About four or five hundred years ago in Europe, however, this model began, slowly but implacably, in one field of phenomena after another, to be replaced by the mechanistic model. One of the last of such areas, and one which looked to be particularly resistant to the advance, was that of living organisms, which seemed, almost by definition, to exhibit the sort of will or purpose that was the essence of agency. But, of course, the last fifty years or so have witnessed perhaps the greatest success of the mechanical explanatory model yet, with the discoveries of the various mechanisms underlying the phenomenon of life itself*. (It's worth pointing out that living processes often depend upon randomness rather than strictly determinate causal sequences, but that such "stochastic" processes are nonetheless sufficiently reliable on a statistical basis to qualify as mechanisms.) So by now, the notion of agency as an explanatory model has been pushed back to the social and psychological arena in which it first arose, and is under some pressure there.

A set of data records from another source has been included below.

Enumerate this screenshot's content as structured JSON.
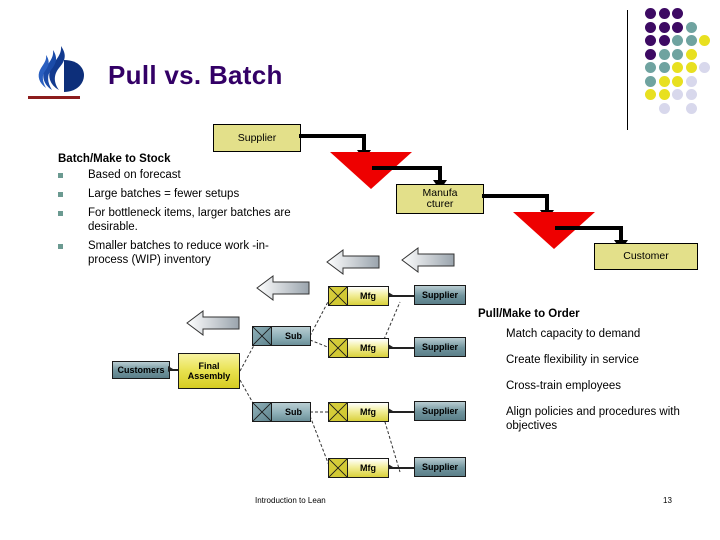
{
  "slide": {
    "title": "Pull vs. Batch",
    "title_color": "#330066",
    "logo_name": "georgia-state-flame-logo"
  },
  "decor": {
    "dot_colors": {
      "purple": "#3d0a63",
      "teal": "#6fa3a0",
      "yellow": "#e8e020",
      "lavender": "#d8d8ec"
    },
    "grid": [
      [
        "purple",
        "purple",
        "purple",
        "",
        ""
      ],
      [
        "purple",
        "purple",
        "purple",
        "teal",
        ""
      ],
      [
        "purple",
        "purple",
        "teal",
        "teal",
        "yellow"
      ],
      [
        "purple",
        "teal",
        "teal",
        "yellow",
        ""
      ],
      [
        "teal",
        "teal",
        "yellow",
        "yellow",
        "lavender"
      ],
      [
        "teal",
        "yellow",
        "yellow",
        "lavender",
        ""
      ],
      [
        "yellow",
        "yellow",
        "lavender",
        "lavender",
        ""
      ],
      [
        "",
        "lavender",
        "",
        "lavender",
        ""
      ]
    ]
  },
  "left_block": {
    "heading": "Batch/Make to Stock",
    "bullets": [
      "Based on forecast",
      "Large batches = fewer setups",
      "For bottleneck items, larger batches are desirable.",
      "Smaller batches to reduce work -in-process (WIP) inventory"
    ],
    "bullet_color": "#6b9a91"
  },
  "right_block": {
    "heading": "Pull/Make to Order",
    "items": [
      "Match capacity to demand",
      "Create flexibility in service",
      "Cross-train employees",
      "Align policies and procedures with objectives"
    ]
  },
  "batch_flow": {
    "box_fill": "#e3e08a",
    "triangle_color": "#ee0000",
    "nodes": [
      {
        "label": "Supplier"
      },
      {
        "label": "Manufa cturer"
      },
      {
        "label": "Customer"
      }
    ],
    "node_supplier": "Supplier",
    "node_manufacturer_line1": "Manufa",
    "node_manufacturer_line2": "cturer",
    "node_customer": "Customer"
  },
  "pull_diagram": {
    "customers": "Customers",
    "final_assembly_line1": "Final",
    "final_assembly_line2": "Assembly",
    "sub_label": "Sub",
    "mfg_label": "Mfg",
    "supplier_label": "Supplier",
    "subs": [
      {
        "label": "Sub"
      },
      {
        "label": "Sub"
      }
    ],
    "mfgs": [
      {
        "label": "Mfg",
        "supplier": "Supplier"
      },
      {
        "label": "Mfg",
        "supplier": "Supplier"
      },
      {
        "label": "Mfg",
        "supplier": "Supplier"
      },
      {
        "label": "Mfg",
        "supplier": "Supplier"
      }
    ]
  },
  "footer": {
    "left": "Introduction to Lean",
    "page": "13"
  }
}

For reasons that I've already touched on -- having to do with an inherent indeterminacy in cultural self-knowledge -- I think agency is secure in this arena, finally, against further encroachment. In this more limited field, agency really serves more significantly as a moral concept than as an explanatory one in any case (though of course it can also play a different kind of explanatory role to some degree as well). In this, it addresses directly much of our fear of the machine, since what really arouses concern, in this contest between models, is not our humanity per se(except in a broad or metaphoric sense) but rather our status as moral agents. At some point in our future, after all, an expanded cultural ecumene might well include actual machines (e.g., robots, androids, etc.), not to mention aliens, speaking animals, or what have you, and they too would be simply incorporated as fellow agents into the moral realm that communication engenders. What repels us, quite rightly, about the image of ourselves as machines is the thought that it seems to turn us into mere tools or instruments (in the hands, implicitly, of another will or agent) -- but that is something that mechanistic explanation in itself is simply unable to do (though some ideologies have thought they could, and tried, with horrifying results). It's not the machine that we should fear, in other words, nor mechanism as an explanatory model, both of which have brought immense benefits and opportunities, and have, if anything, on the whole enhanced rather than diminished our humanity. It's, as always, the tragically mistaken uses to which they're put, but to which we can, and must, refuse. Understanding that can make the enquiry into the mechanisms even of consciousness and culture not just a useful, but an entirely human undertaking.
*Including, in just the last twenty or so years, the mechanisms behind the enormously complex processes of developmental biology -- this is a plug for a fascinating book I'm in the middle of, Endless Forms Most Beautiful by Sean B. Carroll.